Pixar is famous for their incredible Easter eggs, and Onward is no exception. Look closely while watching the film and you just might spot a troll or two or three, or nearly one in every frame! How did these trolls end up there? You can thank the Crowds team for that!
On an animated film, it’s the Crowds team’s job to populate and animate the background characters of a shot. For Onward, these included everything from elves to satyrs to goblins. The magical species that was exceptionally hard for them place were the trolls. Animation Crowds Supervisor Sequoia Blankenship shared, “When we’d put a troll in a shot, it’d be so big that it would immediately suck up all the visual oxygen of the scene.” Determined to find a way to still incorporate trolls as background characters, the team took it upon themselves to not only find the right places for the trolls in scenes with lots of characters, but also the right place for trolls in every scene. Voila! An Easter egg is born!

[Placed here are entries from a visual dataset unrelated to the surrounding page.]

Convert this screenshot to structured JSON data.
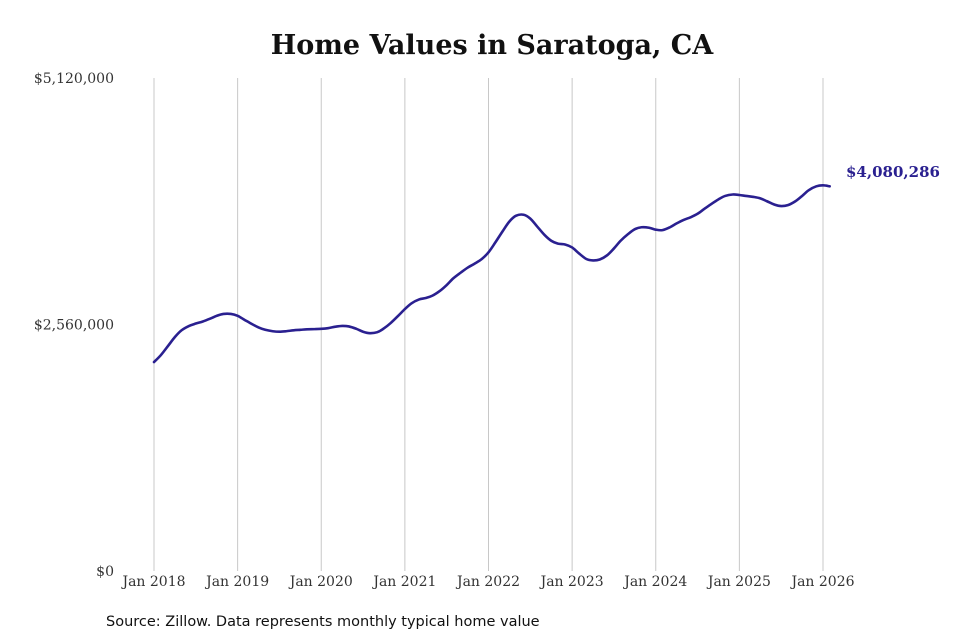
{
  "chart_data": {
    "type": "line",
    "title": "Home Values in Saratoga, CA",
    "xlabel": "",
    "ylabel": "",
    "ylim": [
      0,
      5120000
    ],
    "y_ticks": [
      "$0",
      "$2,560,000",
      "$5,120,000"
    ],
    "y_tick_values": [
      0,
      2560000,
      5120000
    ],
    "x_ticks": [
      "Jan 2018",
      "Jan 2019",
      "Jan 2020",
      "Jan 2021",
      "Jan 2022",
      "Jan 2023",
      "Jan 2024",
      "Jan 2025",
      "Jan 2026"
    ],
    "x_tick_values": [
      2018,
      2019,
      2020,
      2021,
      2022,
      2023,
      2024,
      2025,
      2026
    ],
    "xlim": [
      2018,
      2026.1
    ],
    "vertical_grid": true,
    "end_label": "$4,080,286",
    "series": [
      {
        "color": "#2a2090",
        "points": [
          [
            2018.0,
            2170000
          ],
          [
            2018.08,
            2240000
          ],
          [
            2018.17,
            2340000
          ],
          [
            2018.25,
            2430000
          ],
          [
            2018.33,
            2500000
          ],
          [
            2018.42,
            2545000
          ],
          [
            2018.5,
            2570000
          ],
          [
            2018.58,
            2590000
          ],
          [
            2018.67,
            2620000
          ],
          [
            2018.75,
            2650000
          ],
          [
            2018.83,
            2670000
          ],
          [
            2018.92,
            2670000
          ],
          [
            2019.0,
            2650000
          ],
          [
            2019.08,
            2610000
          ],
          [
            2019.17,
            2565000
          ],
          [
            2019.25,
            2530000
          ],
          [
            2019.33,
            2505000
          ],
          [
            2019.42,
            2490000
          ],
          [
            2019.5,
            2485000
          ],
          [
            2019.58,
            2490000
          ],
          [
            2019.67,
            2500000
          ],
          [
            2019.75,
            2505000
          ],
          [
            2019.83,
            2510000
          ],
          [
            2019.92,
            2512000
          ],
          [
            2020.0,
            2515000
          ],
          [
            2020.08,
            2522000
          ],
          [
            2020.17,
            2537000
          ],
          [
            2020.25,
            2545000
          ],
          [
            2020.33,
            2540000
          ],
          [
            2020.42,
            2515000
          ],
          [
            2020.5,
            2485000
          ],
          [
            2020.58,
            2470000
          ],
          [
            2020.67,
            2480000
          ],
          [
            2020.75,
            2520000
          ],
          [
            2020.83,
            2575000
          ],
          [
            2020.92,
            2650000
          ],
          [
            2021.0,
            2720000
          ],
          [
            2021.08,
            2780000
          ],
          [
            2021.17,
            2820000
          ],
          [
            2021.25,
            2835000
          ],
          [
            2021.33,
            2860000
          ],
          [
            2021.42,
            2910000
          ],
          [
            2021.5,
            2970000
          ],
          [
            2021.58,
            3040000
          ],
          [
            2021.67,
            3100000
          ],
          [
            2021.75,
            3150000
          ],
          [
            2021.83,
            3190000
          ],
          [
            2021.92,
            3240000
          ],
          [
            2022.0,
            3310000
          ],
          [
            2022.08,
            3410000
          ],
          [
            2022.17,
            3530000
          ],
          [
            2022.25,
            3630000
          ],
          [
            2022.33,
            3690000
          ],
          [
            2022.42,
            3700000
          ],
          [
            2022.5,
            3660000
          ],
          [
            2022.58,
            3580000
          ],
          [
            2022.67,
            3490000
          ],
          [
            2022.75,
            3430000
          ],
          [
            2022.83,
            3400000
          ],
          [
            2022.92,
            3390000
          ],
          [
            2023.0,
            3360000
          ],
          [
            2023.08,
            3300000
          ],
          [
            2023.17,
            3240000
          ],
          [
            2023.25,
            3225000
          ],
          [
            2023.33,
            3235000
          ],
          [
            2023.42,
            3280000
          ],
          [
            2023.5,
            3350000
          ],
          [
            2023.58,
            3430000
          ],
          [
            2023.67,
            3500000
          ],
          [
            2023.75,
            3550000
          ],
          [
            2023.83,
            3570000
          ],
          [
            2023.92,
            3565000
          ],
          [
            2024.0,
            3545000
          ],
          [
            2024.08,
            3540000
          ],
          [
            2024.17,
            3570000
          ],
          [
            2024.25,
            3610000
          ],
          [
            2024.33,
            3645000
          ],
          [
            2024.42,
            3675000
          ],
          [
            2024.5,
            3710000
          ],
          [
            2024.58,
            3760000
          ],
          [
            2024.67,
            3815000
          ],
          [
            2024.75,
            3860000
          ],
          [
            2024.83,
            3895000
          ],
          [
            2024.92,
            3910000
          ],
          [
            2025.0,
            3905000
          ],
          [
            2025.08,
            3895000
          ],
          [
            2025.17,
            3885000
          ],
          [
            2025.25,
            3870000
          ],
          [
            2025.33,
            3840000
          ],
          [
            2025.42,
            3805000
          ],
          [
            2025.5,
            3790000
          ],
          [
            2025.58,
            3800000
          ],
          [
            2025.67,
            3840000
          ],
          [
            2025.75,
            3895000
          ],
          [
            2025.83,
            3955000
          ],
          [
            2025.92,
            3995000
          ],
          [
            2026.0,
            4005000
          ],
          [
            2026.08,
            3995000
          ]
        ]
      }
    ]
  },
  "source": "Source: Zillow. Data represents monthly typical home value",
  "colors": {
    "line": "#2a2090",
    "end_label": "#2a2090",
    "grid": "#c8c8c8"
  }
}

One of the great challenges but also great opportunities of animating Onward was determining the movements of several characters that don’t exist in our real world, like a person missing a top half, or the part-horse, part-man centaur. In these cases, the animators really had to think outside the box and use their imaginations to craft movements that felt fantastic, but not outside the realm of familiarity.

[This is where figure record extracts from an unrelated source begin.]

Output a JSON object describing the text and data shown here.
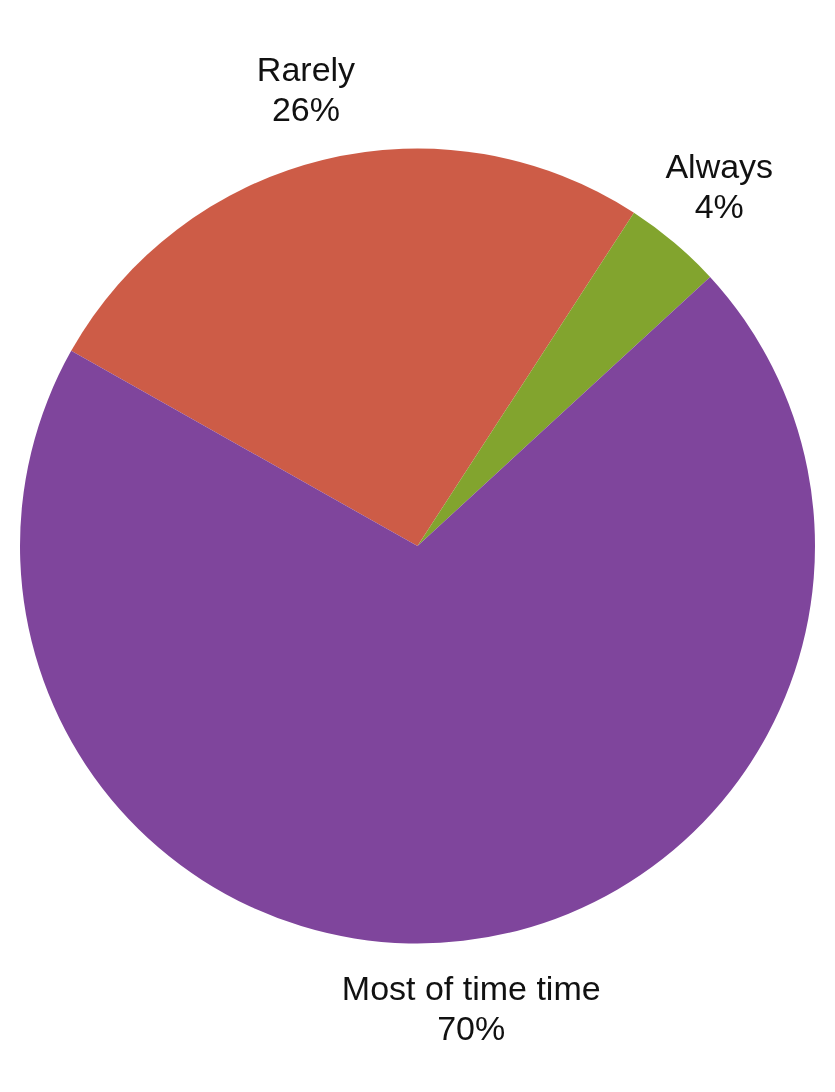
{
  "chart_data": {
    "type": "pie",
    "categories": [
      "Rarely",
      "Always",
      "Most of time time"
    ],
    "values": [
      26,
      4,
      70
    ],
    "colors": [
      "#cd5c47",
      "#82a42e",
      "#7f459c"
    ],
    "value_labels": [
      "26%",
      "4%",
      "70%"
    ],
    "legend": false
  }
}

The character of Dad offered that perfect challenge. “With Dad, we really had to ask ourselves, how can pants communicate and express emotion?” shared directing animator Allison Rutland. Before the actual animation even began, the animators did several green screen tests with Scanlon to test how a pair of pants would do things like sit down, be pulled by a leash, or perhaps even do a high-five. (For that, a leg would lift to tap a hand.) The flop of Dad’s top half offered the perfect jumping-off point for scenes where they needed Dad to show a bit of sass and attitude for comedic effect. In contrast, more subtle elements like foot tapping ended up becoming effective tools for Dad to connect in heart-to-heart moments with his sons. Combine all those elements together and you’ve got a character who can be both funny, sincere, and have a true personality — and do it all as pants. In short, the power of animation!
Making a movie, let alone an animated movie, requires a lot of people to work together among a lot of moving parts. Yet when those parts come together in just the right way, it can be pure magic! Experience that magic first-hand when Onward comes to theatres March 6.